Sport front and rear
(About $65 each front and $55 each rear)
51-47-2-695-661 ENTRANCE COVER 
51-47-2-695-662 ENTRANCE COVER 
51-47-2-695-671 ENTRANCE COVER 
51-47-2-695-672 ENTRANCE COVER

M5 front and rear
(About $75 each)
51-47-2-494-821 ENTRANCE COVER 
51-47-2-494-822 ENTRANCE COVER 
51-47-2-494-807 ENTRANCE COVER 
51-47-2-494-808 ENTRANCE COVER

I understand the M5 says M5, but the Sport just says M like on our 03?


----------



## SoCaLE39 (Nov 19, 2004)

oh thank you! do you know if thats retail cause i get dealer costs! maybe i could get a group buy thing going if there was enough interest. thanks

justin


----------



## M.Wong (Jan 9, 2003)

Those were Crevier BMW's prices through their internet guy.


----------



## Cabriolet (Apr 7, 2002)

Excuse my ignorance but are there really a lot of people that want M5 door sills on a 540 or are you appealing to the M5 owners. Personally I don't want the M5 wanna be stuff on my car. :dunno:


----------



## SoCaLE39 (Nov 19, 2004)

actually i was just looking for the //m sills. I too will not have anything on my car that says m5 only because it isnt and im not a poser. just want to make the car a little sportier and agressive looking. Oh and i just bought a m5 dead pedal which is damn nice might i add. just says //m on it but has the aluminum plate....very nice :thumbup: 


oh and one more thing....m5 interior trim in the silver...where can i get that for a decent price???

ok well i got to go clean the car, ttyl guys, and enjoy the weekend!!!

justin


----------



## M.Wong (Jan 9, 2003)

An example, I saw two kits for a 2002 540iA with NAV: 

Matt Chrome Kit $720
Titan Line Kit $680


----------



## Cabriolet (Apr 7, 2002)

I ordered a new door sill for my car and they sent me an //M door sill by mistake. I liked the look of it and because my car has the //M sport option, it would have been a good choice. Only problem was I would have to replace all 4 instead of the one that was cracked.
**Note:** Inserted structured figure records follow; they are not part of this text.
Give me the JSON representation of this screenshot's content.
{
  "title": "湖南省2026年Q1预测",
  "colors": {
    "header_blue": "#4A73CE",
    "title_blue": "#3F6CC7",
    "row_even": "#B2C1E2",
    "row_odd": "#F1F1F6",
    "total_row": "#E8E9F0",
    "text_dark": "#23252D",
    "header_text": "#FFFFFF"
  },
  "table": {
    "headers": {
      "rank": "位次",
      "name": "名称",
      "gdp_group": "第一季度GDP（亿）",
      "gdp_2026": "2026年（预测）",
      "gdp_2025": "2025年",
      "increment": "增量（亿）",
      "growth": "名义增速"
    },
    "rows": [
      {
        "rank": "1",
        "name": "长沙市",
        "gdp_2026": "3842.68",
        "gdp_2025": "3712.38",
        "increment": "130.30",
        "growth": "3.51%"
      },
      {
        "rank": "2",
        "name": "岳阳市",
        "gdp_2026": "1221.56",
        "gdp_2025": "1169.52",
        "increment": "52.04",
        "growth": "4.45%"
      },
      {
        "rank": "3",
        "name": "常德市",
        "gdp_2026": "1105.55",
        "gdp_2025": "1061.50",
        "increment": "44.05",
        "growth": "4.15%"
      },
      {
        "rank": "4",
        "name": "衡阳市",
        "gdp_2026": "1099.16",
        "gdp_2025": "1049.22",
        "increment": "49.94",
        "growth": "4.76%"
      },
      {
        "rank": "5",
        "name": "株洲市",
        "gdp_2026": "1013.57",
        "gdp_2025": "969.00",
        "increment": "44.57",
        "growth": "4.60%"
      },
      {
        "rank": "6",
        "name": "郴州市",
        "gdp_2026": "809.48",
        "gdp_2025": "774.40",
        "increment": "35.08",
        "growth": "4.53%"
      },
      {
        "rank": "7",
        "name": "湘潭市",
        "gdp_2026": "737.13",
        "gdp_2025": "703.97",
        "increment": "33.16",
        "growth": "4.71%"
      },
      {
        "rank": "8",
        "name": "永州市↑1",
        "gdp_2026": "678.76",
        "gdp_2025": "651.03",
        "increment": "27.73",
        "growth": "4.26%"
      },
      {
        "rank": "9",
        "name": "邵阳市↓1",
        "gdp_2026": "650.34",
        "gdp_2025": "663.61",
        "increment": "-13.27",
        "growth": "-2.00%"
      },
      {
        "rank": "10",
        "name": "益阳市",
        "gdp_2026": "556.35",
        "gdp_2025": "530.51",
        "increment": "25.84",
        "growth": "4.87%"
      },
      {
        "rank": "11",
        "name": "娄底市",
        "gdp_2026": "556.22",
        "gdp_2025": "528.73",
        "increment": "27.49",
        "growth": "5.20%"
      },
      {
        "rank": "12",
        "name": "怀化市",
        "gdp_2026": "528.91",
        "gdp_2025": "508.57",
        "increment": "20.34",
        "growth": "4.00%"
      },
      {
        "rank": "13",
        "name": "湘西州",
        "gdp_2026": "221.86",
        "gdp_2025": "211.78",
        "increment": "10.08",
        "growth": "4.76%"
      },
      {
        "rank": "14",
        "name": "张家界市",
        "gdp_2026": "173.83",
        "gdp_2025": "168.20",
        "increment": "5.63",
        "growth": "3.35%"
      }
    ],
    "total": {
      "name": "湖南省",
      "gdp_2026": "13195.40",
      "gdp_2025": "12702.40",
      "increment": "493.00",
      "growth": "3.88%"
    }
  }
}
They do look really nice but not worth the cost of all 4.


----------



## SoCaLE39 (Nov 19, 2004)

wong-
Do you have pictures or a desciption of the difference between the two kits and do you know the difficulty level at which to install the kit for a mechanically inclined person  Your help has been much appreciated. thanks again

justin


----------



## M.Wong (Jan 9, 2003)

SoCaLE39 said:


> wong-
> Do you have pictures or a desciption of the difference between the two kits and do you know the difficulty level at which to install the kit for a mechanically inclined person  Your help has been much appreciated. thanks again
> 
> justin


I am sorry, no on the better description... I only was reporting what I saw on the parts board I check.

However, I understand the parts are not terribly difficult to replace. Some just snap in, while others do requre a little more work. Overall, once you have some ideas how to remove the pieces, it should be easy for a DIY project.

-Mark


----------